In 2014, the Society of St. Vincent de Paul (SVP) launched research on energy poverty in Ireland which found that the inability of people to afford adequate household warmth is caused by various factors, including inadequate income and living in rented homes with poor energy efficiency.
The research showed that while improved energy efficiency would not take those families with inadequate incomes out of poverty, it would make a big difference to their budget, the comfort levels in their homes, and enhance their health and wellbeing. Armed with this knowledge, SVP sought to establish what legal measures, if any, supported and promoted energy efficiency in Ireland.
PILA identified the need to map current legislation, drawing together the relevant resources before seeking pro bono assistance from the legal team at McDowell Purcell. PILA then guided the group in preparing a research report on the law in relation to energy efficiency in private rental accommodation in Ireland. The report was also peer reviewed by Brendan Hennessy BL.
The report found that no specific provision is currently made in legislation for the rating of energy efficiency of private rental accommodation in Ireland.
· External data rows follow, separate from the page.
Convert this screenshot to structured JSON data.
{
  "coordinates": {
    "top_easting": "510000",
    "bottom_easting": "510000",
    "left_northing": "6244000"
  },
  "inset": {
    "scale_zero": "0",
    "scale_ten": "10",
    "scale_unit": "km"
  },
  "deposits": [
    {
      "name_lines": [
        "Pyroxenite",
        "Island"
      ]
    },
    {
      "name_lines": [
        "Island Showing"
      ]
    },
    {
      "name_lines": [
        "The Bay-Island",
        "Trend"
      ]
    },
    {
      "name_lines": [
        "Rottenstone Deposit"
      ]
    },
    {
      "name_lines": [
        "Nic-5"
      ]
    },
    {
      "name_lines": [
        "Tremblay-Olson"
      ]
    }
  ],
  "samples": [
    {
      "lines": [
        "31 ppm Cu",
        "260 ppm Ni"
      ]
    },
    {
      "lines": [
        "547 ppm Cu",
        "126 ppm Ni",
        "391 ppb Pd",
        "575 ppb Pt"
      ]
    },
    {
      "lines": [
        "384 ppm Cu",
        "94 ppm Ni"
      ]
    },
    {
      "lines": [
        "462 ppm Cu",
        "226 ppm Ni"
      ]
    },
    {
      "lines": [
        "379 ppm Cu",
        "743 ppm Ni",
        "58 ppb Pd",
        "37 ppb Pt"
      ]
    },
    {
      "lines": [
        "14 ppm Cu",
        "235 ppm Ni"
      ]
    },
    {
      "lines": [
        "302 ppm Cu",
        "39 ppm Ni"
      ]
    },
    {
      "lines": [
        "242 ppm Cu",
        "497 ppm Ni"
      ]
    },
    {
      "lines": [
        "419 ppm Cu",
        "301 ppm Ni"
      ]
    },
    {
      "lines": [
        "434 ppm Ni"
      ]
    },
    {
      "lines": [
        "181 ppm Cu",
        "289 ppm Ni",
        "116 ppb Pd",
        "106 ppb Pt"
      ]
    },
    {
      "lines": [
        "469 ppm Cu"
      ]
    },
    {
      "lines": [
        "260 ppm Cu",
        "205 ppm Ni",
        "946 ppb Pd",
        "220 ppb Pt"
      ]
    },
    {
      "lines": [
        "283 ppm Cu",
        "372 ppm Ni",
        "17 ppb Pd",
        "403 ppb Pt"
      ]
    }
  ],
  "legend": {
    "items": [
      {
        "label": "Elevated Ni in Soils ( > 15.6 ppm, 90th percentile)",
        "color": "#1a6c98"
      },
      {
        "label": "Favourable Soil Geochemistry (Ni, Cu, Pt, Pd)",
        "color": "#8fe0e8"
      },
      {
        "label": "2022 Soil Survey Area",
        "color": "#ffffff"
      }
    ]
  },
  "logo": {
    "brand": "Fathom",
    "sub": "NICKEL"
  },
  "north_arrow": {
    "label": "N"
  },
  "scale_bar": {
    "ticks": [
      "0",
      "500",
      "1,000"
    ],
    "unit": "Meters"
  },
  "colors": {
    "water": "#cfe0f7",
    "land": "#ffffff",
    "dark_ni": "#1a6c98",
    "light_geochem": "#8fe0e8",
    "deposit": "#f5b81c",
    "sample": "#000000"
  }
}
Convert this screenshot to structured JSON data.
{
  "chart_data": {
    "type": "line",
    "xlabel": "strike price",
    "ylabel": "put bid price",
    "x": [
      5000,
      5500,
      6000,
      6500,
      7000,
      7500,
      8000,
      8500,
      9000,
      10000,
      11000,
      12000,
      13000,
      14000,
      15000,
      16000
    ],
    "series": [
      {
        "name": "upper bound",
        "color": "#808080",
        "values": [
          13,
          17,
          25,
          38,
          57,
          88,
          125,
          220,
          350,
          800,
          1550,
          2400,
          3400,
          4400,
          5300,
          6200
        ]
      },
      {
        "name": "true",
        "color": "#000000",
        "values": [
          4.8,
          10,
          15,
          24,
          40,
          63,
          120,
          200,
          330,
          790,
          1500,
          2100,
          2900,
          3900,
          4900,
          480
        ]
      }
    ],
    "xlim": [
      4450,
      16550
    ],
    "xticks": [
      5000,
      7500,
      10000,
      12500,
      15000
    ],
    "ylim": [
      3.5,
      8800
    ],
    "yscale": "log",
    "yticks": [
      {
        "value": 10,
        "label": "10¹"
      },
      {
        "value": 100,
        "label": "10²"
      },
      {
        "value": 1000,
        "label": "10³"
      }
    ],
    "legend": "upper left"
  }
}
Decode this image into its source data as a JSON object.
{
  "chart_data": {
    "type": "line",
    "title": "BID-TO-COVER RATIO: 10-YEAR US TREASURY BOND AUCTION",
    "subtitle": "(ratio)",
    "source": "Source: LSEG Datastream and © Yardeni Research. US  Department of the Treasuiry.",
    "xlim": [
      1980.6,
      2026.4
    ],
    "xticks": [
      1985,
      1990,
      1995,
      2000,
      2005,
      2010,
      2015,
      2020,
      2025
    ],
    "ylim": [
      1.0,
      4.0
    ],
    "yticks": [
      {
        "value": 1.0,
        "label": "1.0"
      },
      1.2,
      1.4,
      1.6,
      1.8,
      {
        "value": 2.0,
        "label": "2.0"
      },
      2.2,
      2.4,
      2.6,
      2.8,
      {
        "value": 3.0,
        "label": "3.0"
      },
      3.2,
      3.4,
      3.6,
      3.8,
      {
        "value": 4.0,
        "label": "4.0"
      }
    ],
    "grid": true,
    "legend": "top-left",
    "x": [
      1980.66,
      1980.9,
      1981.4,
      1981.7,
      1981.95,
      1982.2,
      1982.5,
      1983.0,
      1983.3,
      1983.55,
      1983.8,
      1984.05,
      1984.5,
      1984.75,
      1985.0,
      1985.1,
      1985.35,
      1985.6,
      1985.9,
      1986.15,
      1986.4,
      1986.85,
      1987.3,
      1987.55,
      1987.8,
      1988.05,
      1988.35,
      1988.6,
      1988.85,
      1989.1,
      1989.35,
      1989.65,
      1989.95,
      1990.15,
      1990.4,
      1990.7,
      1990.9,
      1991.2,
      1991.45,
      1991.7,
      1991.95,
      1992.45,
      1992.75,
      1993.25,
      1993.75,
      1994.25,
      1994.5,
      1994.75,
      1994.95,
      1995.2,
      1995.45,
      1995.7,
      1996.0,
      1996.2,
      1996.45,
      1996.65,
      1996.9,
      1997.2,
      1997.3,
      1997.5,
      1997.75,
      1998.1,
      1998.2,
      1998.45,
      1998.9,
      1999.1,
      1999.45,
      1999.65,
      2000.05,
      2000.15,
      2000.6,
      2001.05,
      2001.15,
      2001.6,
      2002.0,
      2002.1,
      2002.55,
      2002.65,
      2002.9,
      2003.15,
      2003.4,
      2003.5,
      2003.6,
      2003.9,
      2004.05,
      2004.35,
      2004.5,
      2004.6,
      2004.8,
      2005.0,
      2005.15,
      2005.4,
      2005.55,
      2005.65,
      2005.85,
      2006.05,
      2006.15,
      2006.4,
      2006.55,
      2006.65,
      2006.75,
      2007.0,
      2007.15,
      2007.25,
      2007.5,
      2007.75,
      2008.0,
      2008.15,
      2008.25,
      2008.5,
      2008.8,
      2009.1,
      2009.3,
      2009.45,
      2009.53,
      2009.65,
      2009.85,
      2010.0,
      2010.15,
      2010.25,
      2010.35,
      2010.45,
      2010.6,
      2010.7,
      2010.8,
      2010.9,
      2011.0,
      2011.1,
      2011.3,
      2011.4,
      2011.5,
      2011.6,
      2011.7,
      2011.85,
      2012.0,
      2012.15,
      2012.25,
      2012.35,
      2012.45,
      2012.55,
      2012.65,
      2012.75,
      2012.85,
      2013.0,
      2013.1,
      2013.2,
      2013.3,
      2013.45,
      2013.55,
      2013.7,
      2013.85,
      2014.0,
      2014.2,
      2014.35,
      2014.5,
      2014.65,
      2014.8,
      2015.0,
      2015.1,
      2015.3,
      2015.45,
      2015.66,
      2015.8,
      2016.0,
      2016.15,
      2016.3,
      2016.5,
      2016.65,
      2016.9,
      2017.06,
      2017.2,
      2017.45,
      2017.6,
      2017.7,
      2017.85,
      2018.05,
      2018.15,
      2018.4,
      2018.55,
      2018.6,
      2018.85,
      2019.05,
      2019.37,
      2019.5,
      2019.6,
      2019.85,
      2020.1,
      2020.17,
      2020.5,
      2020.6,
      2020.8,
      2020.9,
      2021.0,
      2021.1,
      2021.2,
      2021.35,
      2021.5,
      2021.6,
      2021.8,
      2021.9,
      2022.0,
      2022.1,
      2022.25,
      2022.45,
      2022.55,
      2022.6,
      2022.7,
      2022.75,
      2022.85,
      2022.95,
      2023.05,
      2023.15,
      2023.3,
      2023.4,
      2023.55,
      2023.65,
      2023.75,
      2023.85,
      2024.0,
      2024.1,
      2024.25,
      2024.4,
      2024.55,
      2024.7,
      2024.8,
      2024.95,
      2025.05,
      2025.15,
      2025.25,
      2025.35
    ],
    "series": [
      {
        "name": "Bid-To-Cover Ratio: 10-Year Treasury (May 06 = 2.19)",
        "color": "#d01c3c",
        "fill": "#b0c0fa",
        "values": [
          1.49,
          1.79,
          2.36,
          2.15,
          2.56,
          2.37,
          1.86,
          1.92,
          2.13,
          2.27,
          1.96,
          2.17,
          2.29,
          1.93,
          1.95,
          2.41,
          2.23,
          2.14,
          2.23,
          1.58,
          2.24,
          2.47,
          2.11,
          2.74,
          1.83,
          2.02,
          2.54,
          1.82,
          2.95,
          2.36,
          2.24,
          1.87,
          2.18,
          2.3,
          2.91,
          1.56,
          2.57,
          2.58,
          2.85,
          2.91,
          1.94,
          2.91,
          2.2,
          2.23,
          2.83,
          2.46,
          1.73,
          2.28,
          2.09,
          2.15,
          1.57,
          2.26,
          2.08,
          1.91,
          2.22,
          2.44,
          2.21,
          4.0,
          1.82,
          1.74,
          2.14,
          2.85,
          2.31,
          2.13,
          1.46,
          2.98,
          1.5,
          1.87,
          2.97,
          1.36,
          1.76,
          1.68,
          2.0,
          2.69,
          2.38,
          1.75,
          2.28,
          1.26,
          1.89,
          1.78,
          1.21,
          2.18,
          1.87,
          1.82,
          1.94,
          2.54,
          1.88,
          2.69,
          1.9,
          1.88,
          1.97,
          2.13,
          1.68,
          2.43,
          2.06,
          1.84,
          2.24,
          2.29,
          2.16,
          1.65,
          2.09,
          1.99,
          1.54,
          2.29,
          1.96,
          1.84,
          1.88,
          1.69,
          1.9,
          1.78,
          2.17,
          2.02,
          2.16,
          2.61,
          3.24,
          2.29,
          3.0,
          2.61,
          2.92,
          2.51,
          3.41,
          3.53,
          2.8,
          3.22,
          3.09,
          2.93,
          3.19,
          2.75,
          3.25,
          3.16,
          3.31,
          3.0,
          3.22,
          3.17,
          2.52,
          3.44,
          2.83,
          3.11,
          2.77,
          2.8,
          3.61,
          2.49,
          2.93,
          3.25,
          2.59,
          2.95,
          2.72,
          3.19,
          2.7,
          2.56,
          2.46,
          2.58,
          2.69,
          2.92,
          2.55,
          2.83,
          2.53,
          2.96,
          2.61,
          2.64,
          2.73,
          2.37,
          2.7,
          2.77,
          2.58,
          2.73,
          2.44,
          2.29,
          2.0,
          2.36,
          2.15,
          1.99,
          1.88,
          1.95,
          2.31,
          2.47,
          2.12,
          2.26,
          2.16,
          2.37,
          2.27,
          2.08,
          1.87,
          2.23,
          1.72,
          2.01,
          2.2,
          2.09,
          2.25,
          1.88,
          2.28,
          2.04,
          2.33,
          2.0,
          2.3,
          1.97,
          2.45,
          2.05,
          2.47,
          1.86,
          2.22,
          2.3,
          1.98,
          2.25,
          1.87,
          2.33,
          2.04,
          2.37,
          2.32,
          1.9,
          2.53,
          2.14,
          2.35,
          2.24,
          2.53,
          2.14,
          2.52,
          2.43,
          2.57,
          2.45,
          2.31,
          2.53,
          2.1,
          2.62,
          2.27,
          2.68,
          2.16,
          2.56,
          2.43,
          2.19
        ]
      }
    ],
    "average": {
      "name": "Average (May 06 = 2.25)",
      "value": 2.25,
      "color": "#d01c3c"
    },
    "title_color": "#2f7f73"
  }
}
While a number of physical standards for rental accommodation have been introduced since 1992, these do not apply retrospectively and do not specifically promote energy efficiency.
The study recognised that under the Government’s Construction 2020 programme, a working group exists which will investigate the feasibility of introducing minimum thermal efficiency standards for rental properties. Such standards for rental properties if introduced would serve to reduce energy poverty, improve health and minimise emissions from the private rented sector.
SVP now has a solid basis on which to advocate for better rental standards.